City of South Bend, 899 N.E.2d 1274, 1280 (Ind. 2009); Pflanz v. Foster, 888 N.E.2d 756, 759
(Ind. 2008) (quoting Doe v. United Methodist Church, 673 N.E.2d 839, 842 (Ind. Ct. App.
1996)). A motion to dismiss for failure to state a claim may be an appropriate means of raising
the statute of limitations. In re Estate of Carroll, 436 N.E.2d 864, 865 (Ind. Ct. App. 1982).
When the complaint shows on its face that the statute of limitations has run, the defendant may
file a Rule 12(b)(6) motion. Federal Rule of Civil Procedure 12(b)(6).

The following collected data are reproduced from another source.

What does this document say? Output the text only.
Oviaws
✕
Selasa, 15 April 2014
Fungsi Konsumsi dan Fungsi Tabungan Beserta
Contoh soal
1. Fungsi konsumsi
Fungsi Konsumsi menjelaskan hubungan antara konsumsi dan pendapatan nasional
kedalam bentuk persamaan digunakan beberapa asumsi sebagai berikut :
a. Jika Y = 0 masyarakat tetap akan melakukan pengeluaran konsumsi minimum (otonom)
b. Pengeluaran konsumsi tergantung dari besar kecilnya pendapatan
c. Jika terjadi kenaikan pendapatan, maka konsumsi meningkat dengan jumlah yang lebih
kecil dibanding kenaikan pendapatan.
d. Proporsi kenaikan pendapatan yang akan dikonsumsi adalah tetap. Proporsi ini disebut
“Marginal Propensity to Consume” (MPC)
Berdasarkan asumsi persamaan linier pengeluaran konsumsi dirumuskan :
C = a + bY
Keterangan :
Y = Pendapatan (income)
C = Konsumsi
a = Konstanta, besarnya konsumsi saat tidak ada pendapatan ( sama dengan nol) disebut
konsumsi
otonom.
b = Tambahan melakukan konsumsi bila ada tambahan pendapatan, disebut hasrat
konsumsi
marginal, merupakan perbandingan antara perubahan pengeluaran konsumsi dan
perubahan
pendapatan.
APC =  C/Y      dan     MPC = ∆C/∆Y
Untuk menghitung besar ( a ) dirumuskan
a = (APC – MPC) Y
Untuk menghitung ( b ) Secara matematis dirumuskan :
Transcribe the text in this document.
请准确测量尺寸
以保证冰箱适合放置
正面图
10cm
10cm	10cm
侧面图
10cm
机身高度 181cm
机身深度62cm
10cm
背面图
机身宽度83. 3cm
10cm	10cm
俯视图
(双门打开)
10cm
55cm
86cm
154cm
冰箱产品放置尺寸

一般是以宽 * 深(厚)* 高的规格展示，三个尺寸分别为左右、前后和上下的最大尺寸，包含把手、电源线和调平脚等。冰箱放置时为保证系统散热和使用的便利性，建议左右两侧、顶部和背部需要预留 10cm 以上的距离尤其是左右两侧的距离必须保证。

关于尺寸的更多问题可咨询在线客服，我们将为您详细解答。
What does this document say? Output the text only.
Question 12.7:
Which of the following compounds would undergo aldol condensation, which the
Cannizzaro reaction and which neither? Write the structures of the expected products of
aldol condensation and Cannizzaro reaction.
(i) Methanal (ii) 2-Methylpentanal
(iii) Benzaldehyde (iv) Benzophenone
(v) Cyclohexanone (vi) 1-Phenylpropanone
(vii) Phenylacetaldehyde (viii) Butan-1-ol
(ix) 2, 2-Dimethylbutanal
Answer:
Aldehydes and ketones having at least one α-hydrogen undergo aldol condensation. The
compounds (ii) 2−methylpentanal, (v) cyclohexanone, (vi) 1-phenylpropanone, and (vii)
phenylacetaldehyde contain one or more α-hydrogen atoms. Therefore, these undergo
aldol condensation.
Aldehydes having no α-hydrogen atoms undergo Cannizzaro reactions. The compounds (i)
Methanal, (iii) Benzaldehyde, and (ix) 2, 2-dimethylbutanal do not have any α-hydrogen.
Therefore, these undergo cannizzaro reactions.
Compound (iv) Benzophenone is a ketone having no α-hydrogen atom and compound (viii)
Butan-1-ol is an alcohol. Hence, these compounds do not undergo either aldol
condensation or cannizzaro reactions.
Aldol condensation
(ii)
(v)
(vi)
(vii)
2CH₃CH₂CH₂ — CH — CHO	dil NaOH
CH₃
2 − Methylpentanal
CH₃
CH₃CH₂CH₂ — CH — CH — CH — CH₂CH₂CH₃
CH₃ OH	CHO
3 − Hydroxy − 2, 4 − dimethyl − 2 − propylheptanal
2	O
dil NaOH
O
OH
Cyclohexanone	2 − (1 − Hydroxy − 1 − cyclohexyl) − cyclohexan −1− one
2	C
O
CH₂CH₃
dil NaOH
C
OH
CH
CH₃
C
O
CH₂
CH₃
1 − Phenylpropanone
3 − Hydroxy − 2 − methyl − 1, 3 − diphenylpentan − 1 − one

The court must look only at the face of the complaint to determine if the statute of
limitations has run. The defendant argued that the statute of limitations began to run when
plaintiffs learned of Kimmel’s indictment in or around August 2013 and Deborah Baldwin’s call
with the FBI in late summer of 2013. The plaintiffs indicated that the complaint alleged Kimmel
was indicted on August 21, 2013, not that plaintiffs were aware of his indictment, and that
Baldwin learned from the FBI that Kimmel and Pastor Schaap were receiving commissions from
the proceeds of the investments in the note program. Therefore, the court finds that the
complaint does not indicate that the statute of limitation has run. Any factual disputes must be
pursued during discovery, and the court cannot resolve them based on unverified allegations in
Based on the foregoing reasons, the Motion to Dismiss Count III of Plaintiffs’ Complaint
[DE 13] is DENIED.
ENTERED this 15th day of September, 2016.